Romney and Gingrich’s twin standing atop the polls indicates a large plurality, or even majority, of the Republican electorate realizes there tends to be, for good and for ill, a coincidence between insider-dom and presidentiality. Some commentators seem to think Gingrich is just the last guy to find a chair when the music stopped. But I don’t think that’s right. It’s worth recalling that after some (big) early stumbles, Newt’s campaign has been solid. His message has been consistent, and he’s earned near universal praise at every debate. It’s not like he just showed up. So “peaking at the right time” just doesn’t explain his rise. I think it’s something less random, more ordered than that. The primary has thus far exhibited a kind of telos (neatly illustrated in charts like this), in which the conservative base has shopped for an “outsider” candidate — fronting goodwill first to Bachmann, then to Perry, then to Cain, as if it were a line of credit — while moving, begrudgingly but inevitably, toward the insiders as each of the above proved unsatisfactory. I think I read somewhere the metaphor that Bachmann/Perry/Cain were the ones you dated and Romney the one you’d end up marrying. As weird and reductive as that is, it’s not exactly wrong either.

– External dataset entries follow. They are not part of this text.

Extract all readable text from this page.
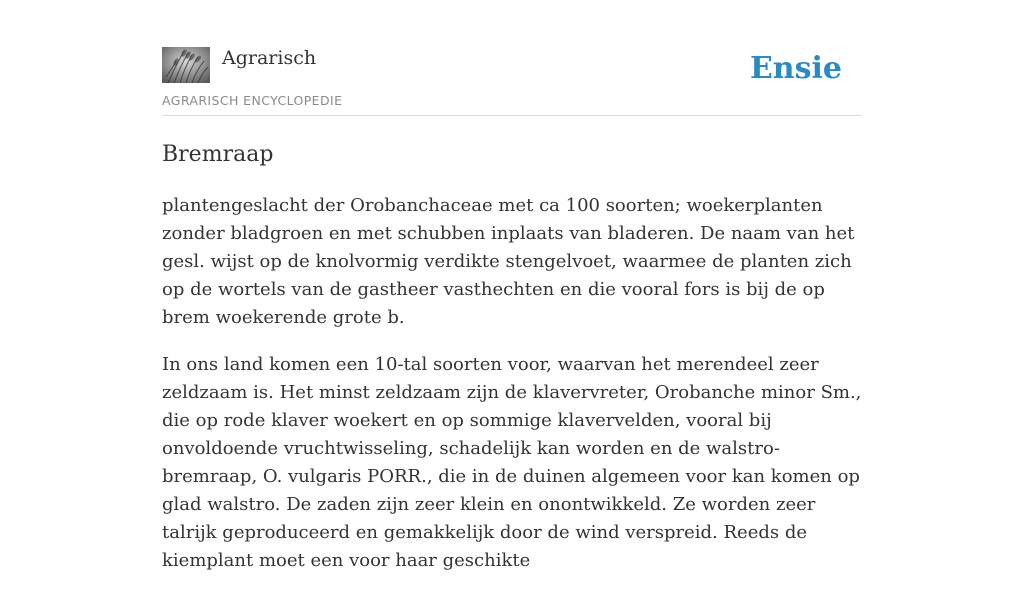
Agrarisch
AGRARISCH ENCYCLOPEDIE
Ensie
Bremraap

plantengeslacht der Orobanchaceae met ca 100 soorten; woekerplanten zonder bladgroen en met schubben inplaats van bladeren. De naam van het gesl. wijst op de knolvormig verdikte stengelvoet, waarmee de planten zich op de wortels van de gastheer vasthechten en die vooral fors is bij de op brem woekerende grote b.

In ons land komen een 10-tal soorten voor, waarvan het merendeel zeer zeldzaam is. Het minst zeldzaam zijn de klavervreter, Orobanche minor Sm., die op rode klaver woekert en op sommige klavervelden, vooral bij onvoldoende vruchtwisseling, schadelijk kan worden en de walstro-bremraap, O. vulgaris PORR., die in de duinen algemeen voor kan komen op glad walstro. De zaden zijn zeer klein en onontwikkeld. Ze worden zeer talrijk geproduceerd en gemakkelijk door de wind verspreid. Reeds de kiemplant moet een voor haar geschikte
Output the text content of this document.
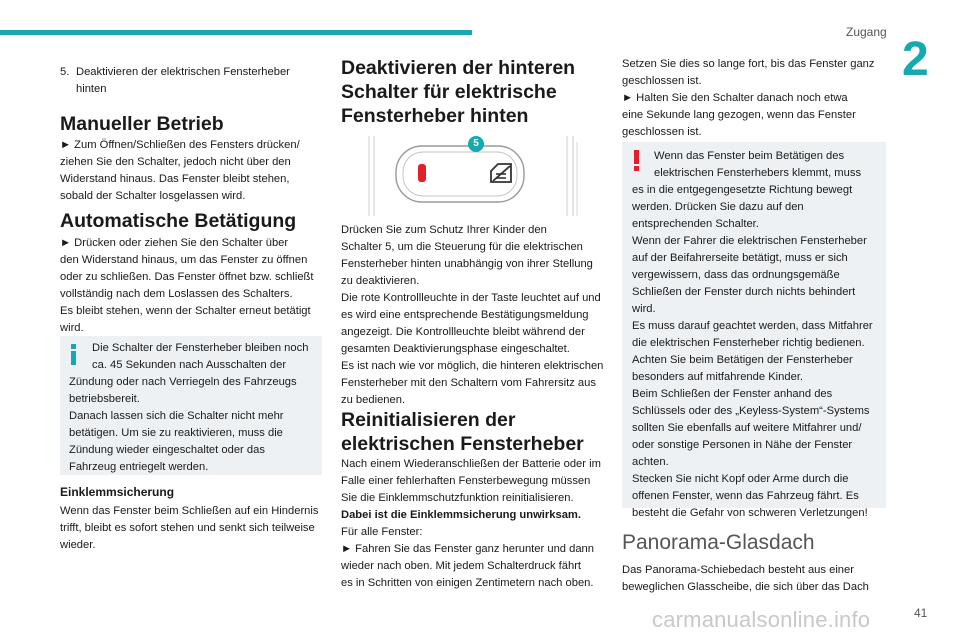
Zugang
2
carmanualsonline.info	41
5. Deaktivieren der elektrischen Fensterheber
hinten
Manueller Betrieb
► Zum Öffnen/Schließen des Fensters drücken/
ziehen Sie den Schalter, jedoch nicht über den
Widerstand hinaus. Das Fenster bleibt stehen,
sobald der Schalter losgelassen wird.
Automatische Betätigung
► Drücken oder ziehen Sie den Schalter über
den Widerstand hinaus, um das Fenster zu öffnen
oder zu schließen. Das Fenster öffnet bzw. schließt
vollständig nach dem Loslassen des Schalters.
Es bleibt stehen, wenn der Schalter erneut betätigt
wird.
Die Schalter der Fensterheber bleiben noch
ca. 45 Sekunden nach Ausschalten der
Zündung oder nach Verriegeln des Fahrzeugs
betriebsbereit.
Danach lassen sich die Schalter nicht mehr
betätigen. Um sie zu reaktivieren, muss die
Zündung wieder eingeschaltet oder das
Fahrzeug entriegelt werden.
Einklemmsicherung
Wenn das Fenster beim Schließen auf ein Hindernis
trifft, bleibt es sofort stehen und senkt sich teilweise
wieder.
Deaktivieren der hinteren
Schalter für elektrische
Fensterheber hinten
5
Drücken Sie zum Schutz Ihrer Kinder den
Schalter 5, um die Steuerung für die elektrischen
Fensterheber hinten unabhängig von ihrer Stellung
zu deaktivieren.
Die rote Kontrollleuchte in der Taste leuchtet auf und
es wird eine entsprechende Bestätigungsmeldung
angezeigt. Die Kontrollleuchte bleibt während der
gesamten Deaktivierungsphase eingeschaltet.
Es ist nach wie vor möglich, die hinteren elektrischen
Fensterheber mit den Schaltern vom Fahrersitz aus
zu bedienen.
Reinitialisieren der
elektrischen Fensterheber
Nach einem Wiederanschließen der Batterie oder im
Falle einer fehlerhaften Fensterbewegung müssen
Sie die Einklemmschutzfunktion reinitialisieren.
Dabei ist die Einklemmsicherung unwirksam.
Für alle Fenster:
► Fahren Sie das Fenster ganz herunter und dann
wieder nach oben. Mit jedem Schalterdruck fährt
es in Schritten von einigen Zentimetern nach oben.
Setzen Sie dies so lange fort, bis das Fenster ganz
geschlossen ist.
► Halten Sie den Schalter danach noch etwa
eine Sekunde lang gezogen, wenn das Fenster
geschlossen ist.
Wenn das Fenster beim Betätigen des
elektrischen Fensterhebers klemmt, muss
es in die entgegengesetzte Richtung bewegt
werden. Drücken Sie dazu auf den
entsprechenden Schalter.
Wenn der Fahrer die elektrischen Fensterheber
auf der Beifahrerseite betätigt, muss er sich
vergewissern, dass das ordnungsgemäße
Schließen der Fenster durch nichts behindert
wird.
Es muss darauf geachtet werden, dass Mitfahrer
die elektrischen Fensterheber richtig bedienen.
Achten Sie beim Betätigen der Fensterheber
besonders auf mitfahrende Kinder.
Beim Schließen der Fenster anhand des
Schlüssels oder des „Keyless-System“-Systems
sollten Sie ebenfalls auf weitere Mitfahrer und/
oder sonstige Personen in Nähe der Fenster
achten.
Stecken Sie nicht Kopf oder Arme durch die
offenen Fenster, wenn das Fahrzeug fährt. Es
besteht die Gefahr von schweren Verletzungen!
Panorama-Glasdach
Das Panorama-Schiebedach besteht aus einer
beweglichen Glasscheibe, die sich über das Dach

To extend the creepy metaphor — and assuming my premise is correct — what we now have is a kind of establishment love triangle. Will the base choose the sharp-looking executive with the impeccable personal morality or the frumpy, but charismatic, philosopher with the checkered past? Time will tell.

UPDATE: Several commenters have brought up a distinction between a “Washington insider” and an “establishment candidate.” Newt, they argue, is the former but not the latter, and Mitt the latter but not the former. The idea is that “establishment candidate” just means the candidate with the backing of the political elites. I think as a matter of semantics (and I take semantics seriously) this is a distinction worth making, but I’m not sure it makes a difference in this case — both Newt and Mitt have reservoirs of support and favors owed within the GOP establishment. If Romney has the preponderance, it’s only because he’s been running for president for six years straight. But then again, if Mitt has the preponderance, it isn’t a particularly loud preponderance, is it? Many GOP players seem to be taking a wait-and-see approach.